Mexico, May 05: BP has sealed the smallest of three leaks gushing oil into the Gulf of Mexico, but this won’t alter the amount of crude spilling into the sea, officials claimed last night.

“BP has been able to cap one of the three leaks so there is no more flow and now we are only working with two leaks which makes mitigating the situation a little less complicated,” said US Coast Guard Petty Officer Brandon Blackwell.

“We’re expecting the flow to remain the same even though there are now only two leaks.

“Working with two leaks is going to be a lot easier than working with three leaks. Progress is being made.”

BP had been working for days to fit a valve over the smallest leak to shut off the flow. Officials have said the same technique cannot be used to shut off the remaining leaks, one of which is much larger.

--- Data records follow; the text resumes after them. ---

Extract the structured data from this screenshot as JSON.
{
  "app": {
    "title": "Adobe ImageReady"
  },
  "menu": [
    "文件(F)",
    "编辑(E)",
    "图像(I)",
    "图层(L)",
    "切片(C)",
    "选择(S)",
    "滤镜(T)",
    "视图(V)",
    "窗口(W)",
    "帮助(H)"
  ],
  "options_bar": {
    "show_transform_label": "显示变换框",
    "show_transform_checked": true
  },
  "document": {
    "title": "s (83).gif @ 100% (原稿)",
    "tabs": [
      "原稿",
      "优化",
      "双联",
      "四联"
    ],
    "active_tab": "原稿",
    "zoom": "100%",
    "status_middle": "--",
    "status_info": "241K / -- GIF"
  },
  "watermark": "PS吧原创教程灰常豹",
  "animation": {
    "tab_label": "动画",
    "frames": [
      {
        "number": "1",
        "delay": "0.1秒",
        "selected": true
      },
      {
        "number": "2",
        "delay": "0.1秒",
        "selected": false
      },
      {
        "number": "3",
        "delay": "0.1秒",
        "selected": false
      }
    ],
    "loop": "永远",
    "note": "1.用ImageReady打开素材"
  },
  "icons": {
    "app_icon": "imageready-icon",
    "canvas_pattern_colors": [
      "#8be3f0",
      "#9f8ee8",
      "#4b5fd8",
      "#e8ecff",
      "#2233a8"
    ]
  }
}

Two weeks after the Deepwater Horizon rig exploded, the full impact of the disaster is being realised as a massive slick looms off the US Gulf coast, threatening to wipe out the livelihoods of shoreline communities.

If estimates are correct, some 2.5 million gallons of crude have entered the sea since the BP-leased platform spectacularly sank on April 22, still ablaze more than two days after the initial blast that killed 11 workers.

The riser pipe that had connected the rig to the wellhead now lies fractured on the seabed 2km below spewing out oil at a rate at some 5,000 barrels, or 210,000 gallons, a day.

BP is preparing to deploy a 98-tonne metal “dome” to try to contain the oil from the main leak and funnel it up to a massive ship on the surface.